Equave tempering refers to the idea that an interval of equivalence is mathematically identical to a comma being tempered out.

Explanation

A tempered interval is a single point in tempered space, but in JI interval space, it represents an "equivalence class" of intervals separated by some comma or combination of commas. For example, meantone can be analyzed as using the same interval to represent 5/4 and 81/64, or it can alternatively be analyzed in just intonation as treating 5/4 and 81/64 as equivalent. Thus, If you use both 5/4 and 81/64, but do not make a distinction between them, that is theoretically identical to meantone temperament. In other words, a regular temperament does not necessitate a regular tuning. This is similar to how a well temperament is often considered mathematically indistinguishable from the equal temperament it is based on, even though if you play in different keys, the precise tuning of each interval is different.

When you choose an interval of equivalence, it defines an equivalence class of just intervals in JI space that represents all intervals separated by the equave, and thus that belong to the same pitch class, and it collapses that equivalence class to a single point in a kind of "tempered interval space". When this is done with the octave 2/1, it collapses the 3D 5-limit lattice down to a 2D lattice that is similar to 3.5, but with the added qualifier that any interval may be replaced by its octave-reduction. Similarly, it collapses the 2D 3-limit lattice down to the 1D chain of fifths.

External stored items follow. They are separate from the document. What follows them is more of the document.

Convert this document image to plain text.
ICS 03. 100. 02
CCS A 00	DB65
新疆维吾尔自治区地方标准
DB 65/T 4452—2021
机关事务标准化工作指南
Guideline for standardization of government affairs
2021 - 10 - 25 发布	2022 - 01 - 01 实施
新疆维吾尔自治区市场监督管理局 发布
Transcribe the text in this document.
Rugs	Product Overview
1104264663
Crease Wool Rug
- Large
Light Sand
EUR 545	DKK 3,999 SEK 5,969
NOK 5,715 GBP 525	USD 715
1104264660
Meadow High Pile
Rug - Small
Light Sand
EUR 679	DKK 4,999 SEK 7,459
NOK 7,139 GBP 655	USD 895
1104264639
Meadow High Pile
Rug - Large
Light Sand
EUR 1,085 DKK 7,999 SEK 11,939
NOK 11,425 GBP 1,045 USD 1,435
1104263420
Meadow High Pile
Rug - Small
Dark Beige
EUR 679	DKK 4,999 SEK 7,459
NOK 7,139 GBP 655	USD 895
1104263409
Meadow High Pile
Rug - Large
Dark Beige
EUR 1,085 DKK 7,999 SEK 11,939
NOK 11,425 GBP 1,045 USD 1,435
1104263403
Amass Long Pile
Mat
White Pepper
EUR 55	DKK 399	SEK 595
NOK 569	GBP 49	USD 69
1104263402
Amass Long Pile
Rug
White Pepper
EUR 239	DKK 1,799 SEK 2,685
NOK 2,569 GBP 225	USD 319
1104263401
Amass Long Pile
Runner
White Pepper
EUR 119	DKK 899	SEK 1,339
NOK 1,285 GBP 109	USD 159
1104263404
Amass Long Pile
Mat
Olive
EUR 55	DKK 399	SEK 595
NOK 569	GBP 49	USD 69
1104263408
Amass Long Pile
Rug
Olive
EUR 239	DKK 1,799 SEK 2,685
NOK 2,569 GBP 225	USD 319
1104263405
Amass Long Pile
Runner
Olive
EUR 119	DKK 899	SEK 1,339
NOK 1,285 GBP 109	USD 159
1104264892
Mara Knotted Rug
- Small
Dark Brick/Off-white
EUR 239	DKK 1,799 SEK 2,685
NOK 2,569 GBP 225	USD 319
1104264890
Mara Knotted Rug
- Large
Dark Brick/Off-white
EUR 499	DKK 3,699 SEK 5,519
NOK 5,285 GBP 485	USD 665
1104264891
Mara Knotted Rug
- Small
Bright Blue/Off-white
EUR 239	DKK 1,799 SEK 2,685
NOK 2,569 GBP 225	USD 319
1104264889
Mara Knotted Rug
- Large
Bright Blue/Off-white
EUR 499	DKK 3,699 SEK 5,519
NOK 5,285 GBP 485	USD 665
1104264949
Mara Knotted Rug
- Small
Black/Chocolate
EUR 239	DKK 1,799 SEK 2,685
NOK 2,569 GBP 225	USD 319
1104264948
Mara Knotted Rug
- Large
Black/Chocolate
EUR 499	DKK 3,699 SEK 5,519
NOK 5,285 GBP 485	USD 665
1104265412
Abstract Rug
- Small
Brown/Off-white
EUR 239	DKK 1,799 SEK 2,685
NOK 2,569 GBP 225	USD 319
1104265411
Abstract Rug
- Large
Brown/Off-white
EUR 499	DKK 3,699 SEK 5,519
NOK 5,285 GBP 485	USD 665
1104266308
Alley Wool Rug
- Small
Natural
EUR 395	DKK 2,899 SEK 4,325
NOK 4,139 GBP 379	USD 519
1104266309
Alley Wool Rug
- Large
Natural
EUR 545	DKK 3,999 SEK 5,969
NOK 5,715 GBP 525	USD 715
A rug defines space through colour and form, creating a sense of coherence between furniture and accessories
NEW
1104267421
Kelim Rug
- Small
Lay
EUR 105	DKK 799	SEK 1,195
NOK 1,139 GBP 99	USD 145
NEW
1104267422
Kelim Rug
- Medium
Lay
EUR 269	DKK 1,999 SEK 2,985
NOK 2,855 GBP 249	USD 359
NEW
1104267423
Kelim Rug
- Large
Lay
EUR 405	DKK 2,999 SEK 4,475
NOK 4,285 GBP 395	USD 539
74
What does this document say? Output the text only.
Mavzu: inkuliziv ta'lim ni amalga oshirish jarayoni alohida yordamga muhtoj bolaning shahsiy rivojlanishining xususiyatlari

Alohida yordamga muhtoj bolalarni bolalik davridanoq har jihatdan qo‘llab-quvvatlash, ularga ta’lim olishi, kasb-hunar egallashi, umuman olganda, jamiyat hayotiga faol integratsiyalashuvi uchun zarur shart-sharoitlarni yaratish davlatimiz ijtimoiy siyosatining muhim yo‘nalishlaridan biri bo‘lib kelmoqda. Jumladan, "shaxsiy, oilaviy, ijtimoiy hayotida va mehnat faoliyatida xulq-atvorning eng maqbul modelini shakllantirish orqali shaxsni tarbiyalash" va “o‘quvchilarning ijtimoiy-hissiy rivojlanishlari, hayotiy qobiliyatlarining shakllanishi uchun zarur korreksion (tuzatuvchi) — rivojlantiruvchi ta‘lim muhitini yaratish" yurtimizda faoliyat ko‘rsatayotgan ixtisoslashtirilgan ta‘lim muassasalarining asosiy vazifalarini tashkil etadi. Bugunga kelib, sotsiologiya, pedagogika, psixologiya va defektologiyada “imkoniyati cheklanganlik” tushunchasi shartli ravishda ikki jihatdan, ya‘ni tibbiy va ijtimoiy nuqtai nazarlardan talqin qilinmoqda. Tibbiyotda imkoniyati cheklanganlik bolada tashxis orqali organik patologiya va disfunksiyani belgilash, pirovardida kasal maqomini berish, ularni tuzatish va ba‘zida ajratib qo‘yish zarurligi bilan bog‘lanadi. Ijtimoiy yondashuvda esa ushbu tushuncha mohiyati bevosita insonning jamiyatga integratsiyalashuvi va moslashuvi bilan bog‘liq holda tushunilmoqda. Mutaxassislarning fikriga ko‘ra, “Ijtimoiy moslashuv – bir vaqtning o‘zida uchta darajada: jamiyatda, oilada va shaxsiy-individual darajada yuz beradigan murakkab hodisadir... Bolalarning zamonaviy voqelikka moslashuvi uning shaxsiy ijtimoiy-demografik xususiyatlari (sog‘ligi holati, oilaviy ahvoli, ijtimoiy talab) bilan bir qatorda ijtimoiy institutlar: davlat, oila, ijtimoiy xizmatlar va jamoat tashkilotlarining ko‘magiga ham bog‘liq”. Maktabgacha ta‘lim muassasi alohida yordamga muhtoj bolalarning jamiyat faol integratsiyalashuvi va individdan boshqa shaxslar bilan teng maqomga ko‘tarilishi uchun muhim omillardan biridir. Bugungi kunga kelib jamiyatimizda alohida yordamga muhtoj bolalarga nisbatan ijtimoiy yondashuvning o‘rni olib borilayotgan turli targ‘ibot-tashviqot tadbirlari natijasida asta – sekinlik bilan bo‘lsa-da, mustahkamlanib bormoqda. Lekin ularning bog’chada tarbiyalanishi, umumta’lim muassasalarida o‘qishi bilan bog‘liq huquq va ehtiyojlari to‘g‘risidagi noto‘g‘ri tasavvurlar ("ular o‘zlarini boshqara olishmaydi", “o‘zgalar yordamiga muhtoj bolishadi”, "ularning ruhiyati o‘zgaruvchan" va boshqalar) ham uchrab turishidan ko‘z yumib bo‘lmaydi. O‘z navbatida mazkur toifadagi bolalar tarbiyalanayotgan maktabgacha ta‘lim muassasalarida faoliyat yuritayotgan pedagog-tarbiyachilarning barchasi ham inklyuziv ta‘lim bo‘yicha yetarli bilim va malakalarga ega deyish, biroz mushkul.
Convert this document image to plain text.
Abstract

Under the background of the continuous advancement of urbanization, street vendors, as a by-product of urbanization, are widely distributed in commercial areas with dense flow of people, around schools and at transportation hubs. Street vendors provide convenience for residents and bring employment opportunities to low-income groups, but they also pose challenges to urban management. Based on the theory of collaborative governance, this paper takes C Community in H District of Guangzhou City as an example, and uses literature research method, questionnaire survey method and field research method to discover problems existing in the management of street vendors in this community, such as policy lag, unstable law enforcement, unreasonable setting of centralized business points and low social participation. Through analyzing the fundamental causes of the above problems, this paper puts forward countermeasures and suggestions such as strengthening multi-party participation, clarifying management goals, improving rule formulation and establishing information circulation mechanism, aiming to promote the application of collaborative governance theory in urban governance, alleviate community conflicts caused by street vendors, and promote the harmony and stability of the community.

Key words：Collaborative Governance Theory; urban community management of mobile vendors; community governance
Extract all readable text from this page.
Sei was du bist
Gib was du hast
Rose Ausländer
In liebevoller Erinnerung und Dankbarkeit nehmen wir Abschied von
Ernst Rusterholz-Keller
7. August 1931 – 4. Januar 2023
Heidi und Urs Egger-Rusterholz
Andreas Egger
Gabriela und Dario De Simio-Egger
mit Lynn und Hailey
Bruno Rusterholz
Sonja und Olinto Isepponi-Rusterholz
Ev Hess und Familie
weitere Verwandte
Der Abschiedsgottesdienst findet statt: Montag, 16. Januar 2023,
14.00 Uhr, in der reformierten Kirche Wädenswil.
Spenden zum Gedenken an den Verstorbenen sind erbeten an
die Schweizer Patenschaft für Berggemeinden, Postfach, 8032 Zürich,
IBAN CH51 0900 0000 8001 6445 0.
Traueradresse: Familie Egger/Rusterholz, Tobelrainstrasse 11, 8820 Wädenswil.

But this, as I established previously, is the exact same thing as a tempered interval! This means that one can just as easily say that an octave-equivalent system tempers out 2/1 as that a meantone system tempers out 81/80. Additionally, this allows the notion of equivalence to be formalized in the language of regular temperament theory, which is a concept that most usages of it currently lack. For example, this allows "octave-equivalent meantone" to be defined as the rank-1 temperament tempering out 81/80 and 2/1.

Diapasonic temperament

"Diapasonic" is the name Vector gives to the temperament tempering out 2/1, implying octave-equivalence. All octave-equivalent temperaments are expansions of the rank-0 temperament, though the canonical diapasonic temperament is a rank-1 structure generated by 3/2 (or, equivalently, 3/1), which all fifth-generated octave-equivalent temperaments are extensions of.

Diapasonic

Subgroup: 2.3

Comma list: 2/1

Mapping: [0 1​]

Mapping generators: ~3

Diapasonic meantone

Subgroup: 2.3.5 Comma list: 2/1, 81/80

Mapping: [0 1 4​]

Mapping generators: ~3

Diapasonic archy

Subgroup: 2.3.7 Comma list: 2/1, 64/63

Mapping: [0 1 -2]

Mapping generators: ~3

Diapasonic porcupine

Subgroup: 2.3.5.11 Comma list: 2/1, 55/54, 100/99

Mapping: [0 3 5 4]

Mapping generators: ~9/5

Classical diapasonic

Subgroup: 2.3.5

Comma list: 2/1

Mapping: [[0 1 0] [0 0 1]​]

Mapping generators: ~3, ~5

Diapasonic marvel

Subgroup: 2.3.5.7

Comma list: 2/1, 225/224

Mapping: [[0 1 0 2] [0 0 1 2]​]

Mapping generators: ~3, ~5

Septimal diapasonic

Subgroup: 2.3.5

Comma list: 2/1

Mapping: [[0 1 0] [0 0 1]​]

Mapping generators: ~3, ~5